Ways To Support Your Child With Special Needs

Disabilities are increasingly common among children in the United States. One in seven children aged between 3 and 17 is diagnosed with a developmental disability, and over 35% have some type of physical disability, the Office of Population Affairs reveals. If you’re a parent of a child with special needs, it’s important to arm yourself with knowledge and information that can help your child to live an enjoyable and independent life.

Understand the Disability

Researching your child’s condition will help you to understand it better and know the symptoms and behaviors to expect so you can best support your child. For example, cerebral palsy is the most common motor disability in childhood and often involves learning difficulties and problems walking. However, roughly 15-20% of people with cerebral palsy can also experience hearing loss, which in turn leads to difficulty talking and socializing. Fortunately, corrective surgery can completely treat most cases of hearing loss, while hearing aids and antibiotics are less invasive forms of effective treatment. It’s usual for disabilities to impact a child’s physical health, and being aware of symptoms to expect can help you advocate for your child at home, school, or the doctor’s office.

Encourage Independence From a Young Age

Encourage Independence From a Young Age

It’s common for parents of children with additional needs to be concerned about the level of independence their child will be able to achieve as an adult. However, you can proactively increase the chances of your child living an independent life by teaching them essential life skills while they’re young. For example, you can help your child become accustomed to busy public settings and life outside the home by bringing them along with you while shopping, visiting the library, or using public transport. At home, give them responsibilities once they’re old enough like tidying away their toys after play or folding their own laundry. Experiences and responsibilities such as these will grow your child’s confidence and decision-making skills and encourage them to carve out their own path in life.

Consider Play Therapy

Play is therapeutic and many children with disabilities benefit from this treatment as a way to learn how to process and articulate their emotions. In fact, 71% of children referred to play therapy experience positive change. Play therapy typically involves a trained therapist observing your child as they play, only intervening when needed to help your child resolve a problem.
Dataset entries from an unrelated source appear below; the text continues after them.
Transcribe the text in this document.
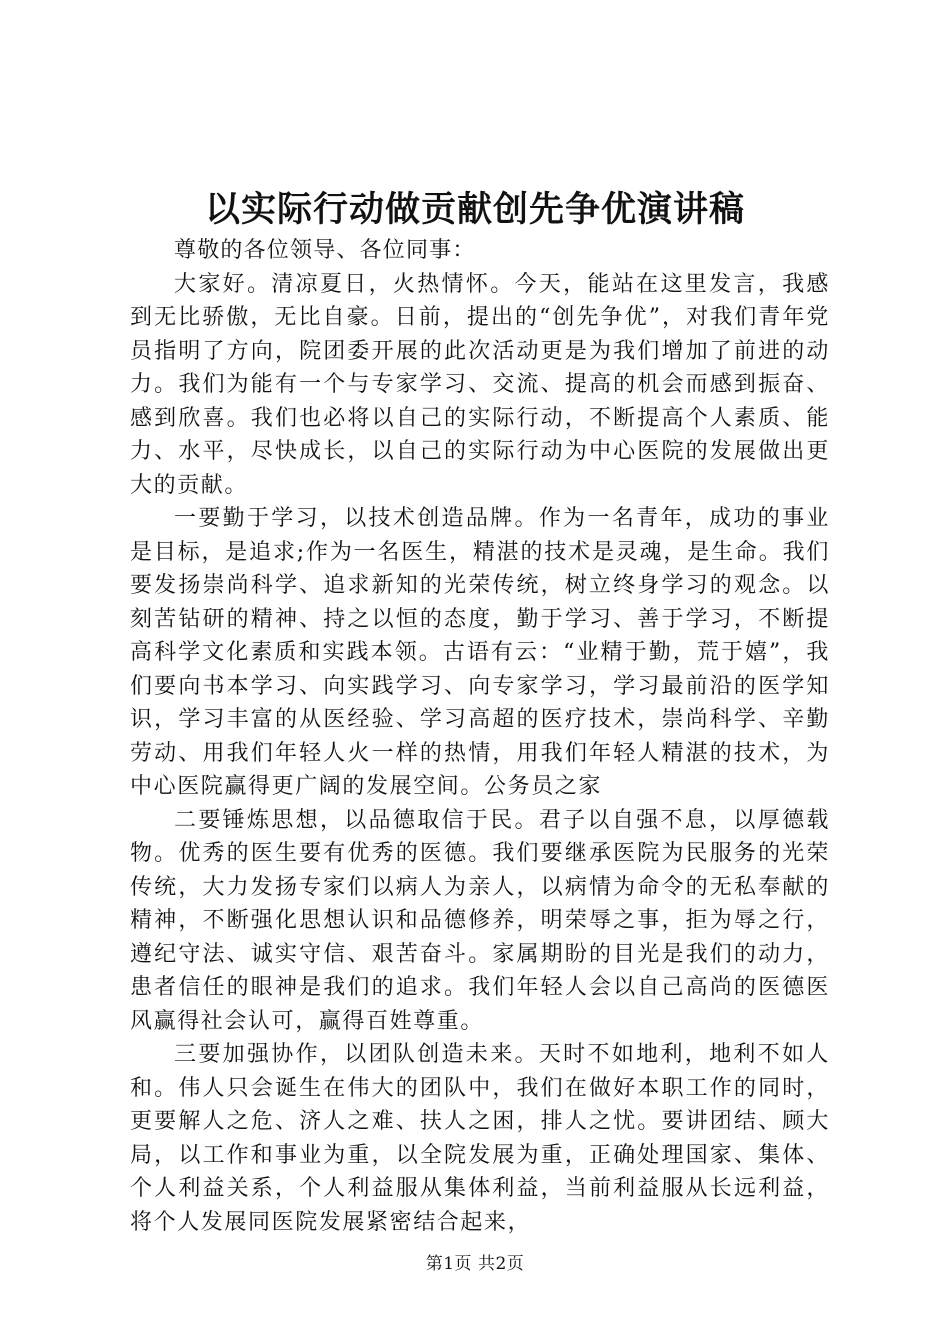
以实际行动做贡献创先争优演讲稿

尊敬的各位领导、各位同事：

大家好。清凉夏日，火热情怀。今天，能站在这里发言，我感到无比骄傲，无比自豪。日前，提出的“创先争优”，对我们青年党员指明了方向，院团委开展的此次活动更是为我们增加了前进的动力。我们为能有一个与专家学习、交流、提高的机会而感到振奋、感到欣喜。我们也必将以自己的实际行动，不断提高个人素质、能力、水平，尽快成长，以自己的实际行动为中心医院的发展做出更大的贡献。

一要勤于学习，以技术创造品牌。作为一名青年，成功的事业是目标，是追求;作为一名医生，精湛的技术是灵魂，是生命。我们要发扬崇尚科学、追求新知的光荣传统，树立终身学习的观念。以刻苦钻研的精神、持之以恒的态度，勤于学习、善于学习，不断提高科学文化素质和实践本领。古语有云：“业精于勤，荒于嬉”，我们要向书本学习、向实践学习、向专家学习，学习最前沿的医学知识，学习丰富的从医经验、学习高超的医疗技术，崇尚科学、辛勤劳动、用我们年轻人火一样的热情，用我们年轻人精湛的技术，为中心医院赢得更广阔的发展空间。公务员之家

二要锤炼思想，以品德取信于民。君子以自强不息，以厚德载物。优秀的医生要有优秀的医德。我们要继承医院为民服务的光荣传统，大力发扬专家们以病人为亲人，以病情为命令的无私奉献的精神，不断强化思想认识和品德修养，明荣辱之事，拒为辱之行，遵纪守法、诚实守信、艰苦奋斗。家属期盼的目光是我们的动力，患者信任的眼神是我们的追求。我们年轻人会以自己高尚的医德医风赢得社会认可，赢得百姓尊重。

三要加强协作，以团队创造未来。天时不如地利，地利不如人和。伟人只会诞生在伟大的团队中，我们在做好本职工作的同时，更要解人之危、济人之难、扶人之困，排人之忧。要讲团结、顾大局，以工作和事业为重，以全院发展为重，正确处理国家、集体、个人利益关系，个人利益服从集体利益，当前利益服从长远利益，将个人发展同医院发展紧密结合起来，

第1页 共2页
The therapist can help your child explore their emotions, learn new coping mechanisms, dealing with unresolved trauma, and replace inappropriate behaviors with positive ones. Play therapy can help your child develop self-esteem, empathy for others, and social skills. It can also help them strengthen familial relationships, alleviate anxiety, and develop language and fine and gross motor skills.

Raising a child with additional needs is a challenging yet rewarding experience that’s unique for every parent. Taking the time to understand your child’s disability, foster independence, and take them to play therapy are key ways you can provide your child with the best support possible.